Great idea, but I got an error message when trying to open my file as a legacy connection: “The drivers necessary to connect to this database are not properly installed.
Detailed Error Message:
Database error 0x80040154: Class not registered
Unable to connect to the Microsoft Excel file “C:UsersWilliamDesktopPropertyTest.xlsx”. Check that you have access privileges for the requested file and that it is not open in another application.”
Have you come across this?
Thank you
Will
Great idea, but I got an error message when trying to open my file as a legacy connection: “The drivers necessary to connect to this database are not properly installed.
Detailed Error Message:
Database error 0x80040154: Class not registered
Unable to connect to the Microsoft Excel file “C:UsersWilliamDesktopPropertyTest.xlsx”. Check that you have access privileges for the requested file and that it is not open in another application.”

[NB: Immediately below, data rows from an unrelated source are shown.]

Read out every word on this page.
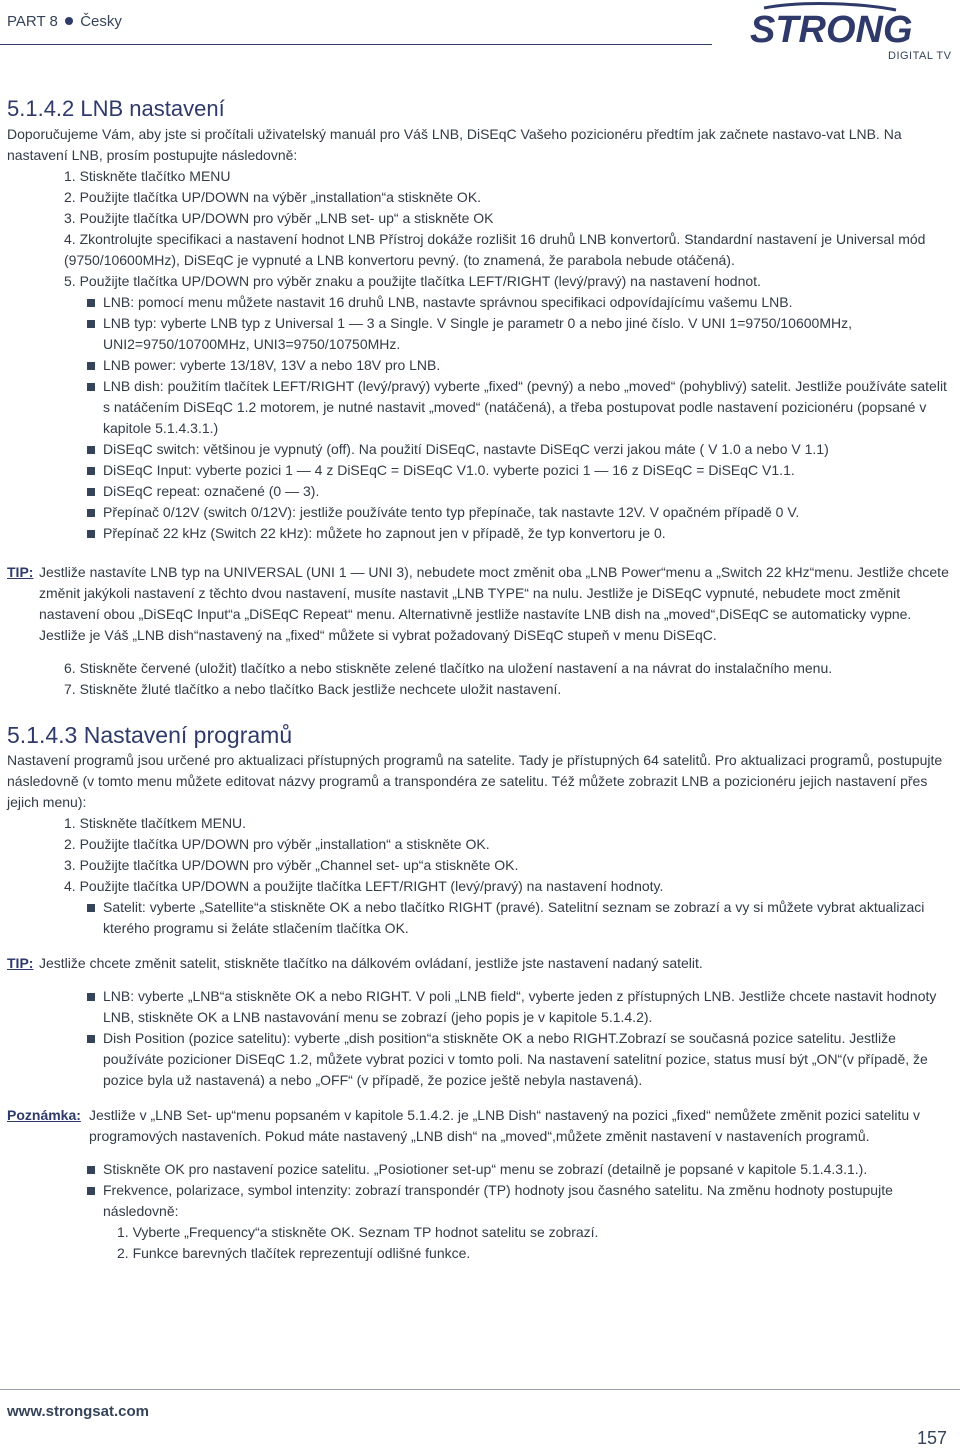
PART 8 Česky	STRONG
DIGITAL TV
5.1.4.2 LNB nastavení

Doporučujeme Vám, aby jste si pročítali uživatelský manuál pro Váš LNB, DiSEqC Vašeho pozicionéru předtím jak začnete nastavo-vat LNB. Na nastavení LNB, prosím postupujte následovně:

1. Stiskněte tlačítko MENU

2. Použijte tlačítka UP/DOWN na výběr „installation“a stiskněte OK.

3. Použijte tlačítka UP/DOWN pro výběr „LNB set- up“ a stiskněte OK

4. Zkontrolujte specifikaci a nastavení hodnot LNB Přístroj dokáže rozlišit 16 druhů LNB konvertorů. Standardní nastavení je Universal mód (9750/10600MHz), DiSEqC je vypnuté a LNB konvertoru pevný. (to znamená, že parabola nebude otáčená).

5. Použijte tlačítka UP/DOWN pro výběr znaku a použijte tlačítka LEFT/RIGHT (levý/pravý) na nastavení hodnot.

LNB: pomocí menu můžete nastavit 16 druhů LNB, nastavte správnou specifikaci odpovídajícímu vašemu LNB.

LNB typ: vyberte LNB typ z Universal 1 — 3 a Single. V Single je parametr 0 a nebo jiné číslo. V UNI 1=9750/10600MHz, UNI2=9750/10700MHz, UNI3=9750/10750MHz.

LNB power: vyberte 13/18V, 13V a nebo 18V pro LNB.

LNB dish: použitím tlačítek LEFT/RIGHT (levý/pravý) vyberte „fixed“ (pevný) a nebo „moved“ (pohyblivý) satelit. Jestliže používáte satelit s natáčením DiSEqC 1.2 motorem, je nutné nastavit „moved“ (natáčená), a třeba postupovat podle nastavení pozicionéru (popsané v kapitole 5.1.4.3.1.)

DiSEqC switch: většinou je vypnutý (off). Na použití DiSEqC, nastavte DiSEqC verzi jakou máte ( V 1.0 a nebo V 1.1)

DiSEqC Input: vyberte pozici 1 — 4 z DiSEqC = DiSEqC V1.0. vyberte pozici 1 — 16 z DiSEqC = DiSEqC V1.1.

DiSEqC repeat: označené (0 — 3).

Přepínač 0/12V (switch 0/12V): jestliže používáte tento typ přepínače, tak nastavte 12V. V opačném případě 0 V.

Přepínač 22 kHz (Switch 22 kHz): můžete ho zapnout jen v případě, že typ konvertoru je 0.

TIP: Jestliže nastavíte LNB typ na UNIVERSAL (UNI 1 — UNI 3), nebudete moct změnit oba „LNB Power“menu a „Switch 22 kHz“menu. Jestliže chcete změnit jakýkoli nastavení z těchto dvou nastavení, musíte nastavit „LNB TYPE“ na nulu. Jestliže je DiSEqC vypnuté, nebudete moct změnit nastavení obou „DiSEqC Input“a „DiSEqC Repeat“ menu. Alternativně jestliže nastavíte LNB dish na „moved“,DiSEqC se automaticky vypne. Jestliže je Váš „LNB dish“nastavený na „fixed“ můžete si vybrat požadovaný DiSEqC stupeň v menu DiSEqC.

6. Stiskněte červené (uložit) tlačítko a nebo stiskněte zelené tlačítko na uložení nastavení a na návrat do instalačního menu.

7. Stiskněte žluté tlačítko a nebo tlačítko Back jestliže nechcete uložit nastavení.

5.1.4.3 Nastavení programů

Nastavení programů jsou určené pro aktualizaci přístupných programů na satelite. Tady je přístupných 64 satelitů. Pro aktualizaci programů, postupujte následovně (v tomto menu můžete editovat názvy programů a transpondéra ze satelitu. Též můžete zobrazit LNB a pozicionéru jejich nastavení přes jejich menu):

1. Stiskněte tlačítkem MENU.

2. Použijte tlačítka UP/DOWN pro výběr „installation“ a stiskněte OK.

3. Použijte tlačítka UP/DOWN pro výběr „Channel set- up“a stiskněte OK.

4. Použijte tlačítka UP/DOWN a použijte tlačítka LEFT/RIGHT (levý/pravý) na nastavení hodnoty.

Satelit: vyberte „Satellite“a stiskněte OK a nebo tlačítko RIGHT (pravé). Satelitní seznam se zobrazí a vy si můžete vybrat aktualizaci kterého programu si želáte stlačením tlačítka OK.

TIP: Jestliže chcete změnit satelit, stiskněte tlačítko na dálkovém ovládaní, jestliže jste nastavení nadaný satelit.

LNB: vyberte „LNB“a stiskněte OK a nebo RIGHT. V poli „LNB field“, vyberte jeden z přístupných LNB. Jestliže chcete nastavit hodnoty LNB, stiskněte OK a LNB nastavování menu se zobrazí (jeho popis je v kapitole 5.1.4.2).

Dish Position (pozice satelitu): vyberte „dish position“a stiskněte OK a nebo RIGHT.Zobrazí se současná pozice satelitu. Jestliže používáte pozicioner DiSEqC 1.2, můžete vybrat pozici v tomto poli. Na nastavení satelitní pozice, status musí být „ON“(v případě, že pozice byla už nastavená) a nebo „OFF“ (v případě, že pozice ještě nebyla nastavená).

Poznámka: Jestliže v „LNB Set- up“menu popsaném v kapitole 5.1.4.2. je „LNB Dish“ nastavený na pozici „fixed“ nemůžete změnit pozici satelitu v programových nastaveních. Pokud máte nastavený „LNB dish“ na „moved“,můžete změnit nastavení v nastaveních programů.

Stiskněte OK pro nastavení pozice satelitu. „Posiotioner set-up“ menu se zobrazí (detailně je popsané v kapitole 5.1.4.3.1.).

Frekvence, polarizace, symbol intenzity: zobrazí transpondér (TP) hodnoty jsou časného satelitu. Na změnu hodnoty postupujte následovně:

1. Vyberte „Frequency“a stiskněte OK. Seznam TP hodnot satelitu se zobrazí.

2. Funkce barevných tlačítek reprezentují odlišné funkce.

www.strongsat.com
157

Have you come across this?
Thank you
Will
Hi Will,
Sorry for the slow response, this may be that you have the incorrect drivers installed to use the legacy connector. Check out this article from Tableau – http://kb.tableau.com/articles/issue/Error-Database-error-0x80040154-Class-not-registered-Connecting-to-64-bit-Excel
Cheers
Andy
Hi,
I have a similar problem but my data set is already stored in a SQL data source and also i have some lakhs of lines in the database, if i go with the above approach of splitting the employees as above, the numbers of rows will increase a lot.
Can you please suggest an alternative way for this.
Thank You
Thank you so much! You saved me. The logic of the code works perfectly fine with mine.

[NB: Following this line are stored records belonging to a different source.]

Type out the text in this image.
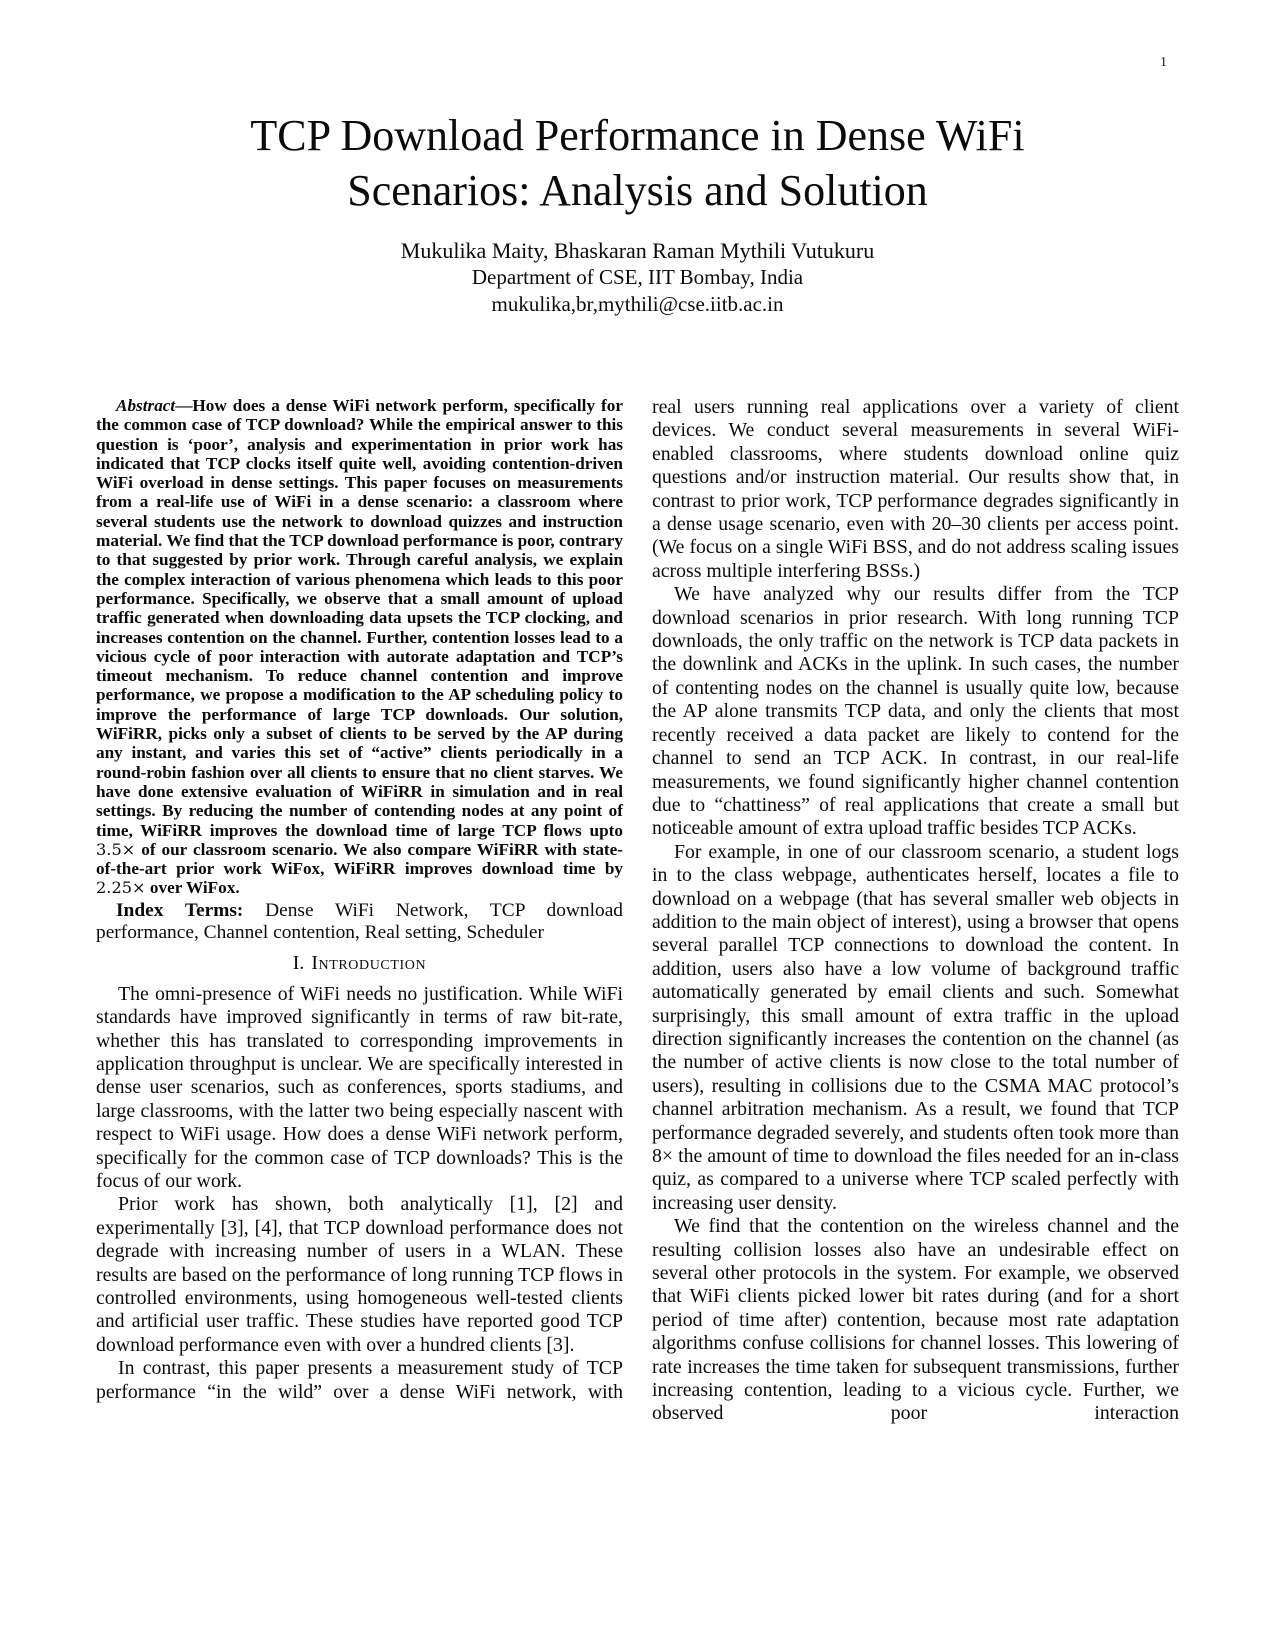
1
TCP Download Performance in Dense WiFi
Scenarios: Analysis and Solution

Mukulika Maity, Bhaskaran Raman Mythili Vutukuru

Department of CSE, IIT Bombay, India

mukulika,br,mythili@cse.iitb.ac.in

Abstract—How does a dense WiFi network perform, specifically for the common case of TCP download? While the empirical answer to this question is ‘poor’, analysis and experimentation in prior work has indicated that TCP clocks itself quite well, avoiding contention-driven WiFi overload in dense settings. This paper focuses on measurements from a real-life use of WiFi in a dense scenario: a classroom where several students use the network to download quizzes and instruction material. We find that the TCP download performance is poor, contrary to that suggested by prior work. Through careful analysis, we explain the complex interaction of various phenomena which leads to this poor performance. Specifically, we observe that a small amount of upload traffic generated when downloading data upsets the TCP clocking, and increases contention on the channel. Further, contention losses lead to a vicious cycle of poor interaction with autorate adaptation and TCP’s timeout mechanism. To reduce channel contention and improve performance, we propose a modification to the AP scheduling policy to improve the performance of large TCP downloads. Our solution, WiFiRR, picks only a subset of clients to be served by the AP during any instant, and varies this set of “active” clients periodically in a round-robin fashion over all clients to ensure that no client starves. We have done extensive evaluation of WiFiRR in simulation and in real settings. By reducing the number of contending nodes at any point of time, WiFiRR improves the download time of large TCP flows upto 3.5× of our classroom scenario. We also compare WiFiRR with state-of-the-art prior work WiFox, WiFiRR improves download time by 2.25× over WiFox.

Index Terms: Dense WiFi Network, TCP download performance, Channel contention, Real setting, Scheduler

I. Introduction

The omni-presence of WiFi needs no justification. While WiFi standards have improved significantly in terms of raw bit-rate, whether this has translated to corresponding improvements in application throughput is unclear. We are specifically interested in dense user scenarios, such as conferences, sports stadiums, and large classrooms, with the latter two being especially nascent with respect to WiFi usage. How does a dense WiFi network perform, specifically for the common case of TCP downloads? This is the focus of our work.

Prior work has shown, both analytically [1], [2] and experimentally [3], [4], that TCP download performance does not degrade with increasing number of users in a WLAN. These results are based on the performance of long running TCP flows in controlled environments, using homogeneous well-tested clients and artificial user traffic. These studies have reported good TCP download performance even with over a hundred clients [3].

In contrast, this paper presents a measurement study of TCP performance “in the wild” over a dense WiFi network, with

real users running real applications over a variety of client devices. We conduct several measurements in several WiFi-enabled classrooms, where students download online quiz questions and/or instruction material. Our results show that, in contrast to prior work, TCP performance degrades significantly in a dense usage scenario, even with 20–30 clients per access point. (We focus on a single WiFi BSS, and do not address scaling issues across multiple interfering BSSs.)

We have analyzed why our results differ from the TCP download scenarios in prior research. With long running TCP downloads, the only traffic on the network is TCP data packets in the downlink and ACKs in the uplink. In such cases, the number of contenting nodes on the channel is usually quite low, because the AP alone transmits TCP data, and only the clients that most recently received a data packet are likely to contend for the channel to send an TCP ACK. In contrast, in our real-life measurements, we found significantly higher channel contention due to “chattiness” of real applications that create a small but noticeable amount of extra upload traffic besides TCP ACKs.

For example, in one of our classroom scenario, a student logs in to the class webpage, authenticates herself, locates a file to download on a webpage (that has several smaller web objects in addition to the main object of interest), using a browser that opens several parallel TCP connections to download the content. In addition, users also have a low volume of background traffic automatically generated by email clients and such. Somewhat surprisingly, this small amount of extra traffic in the upload direction significantly increases the contention on the channel (as the number of active clients is now close to the total number of users), resulting in collisions due to the CSMA MAC protocol’s channel arbitration mechanism. As a result, we found that TCP performance degraded severely, and students often took more than 8× the amount of time to download the files needed for an in-class quiz, as compared to a universe where TCP scaled perfectly with increasing user density.

We find that the contention on the wireless channel and the resulting collision losses also have an undesirable effect on several other protocols in the system. For example, we observed that WiFi clients picked lower bit rates during (and for a short period of time after) contention, because most rate adaptation algorithms confuse collisions for channel losses. This lowering of rate increases the time taken for subsequent transmissions, further increasing contention, leading to a vicious cycle. Further, we observed poor interaction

I have the exact same issue but we are not connecting to excel we are connecting to an Azure data warehouse. Because of this the [range$] doesn’t quite work for us. Do you happen to have a solution for this issue?
Hi Maggie,
Not quite sure what issue you are having, the [Range$] is just the name of a table/sheet which has all the dates in it. In theory you would just need to create a table in your database that is similar and join to that?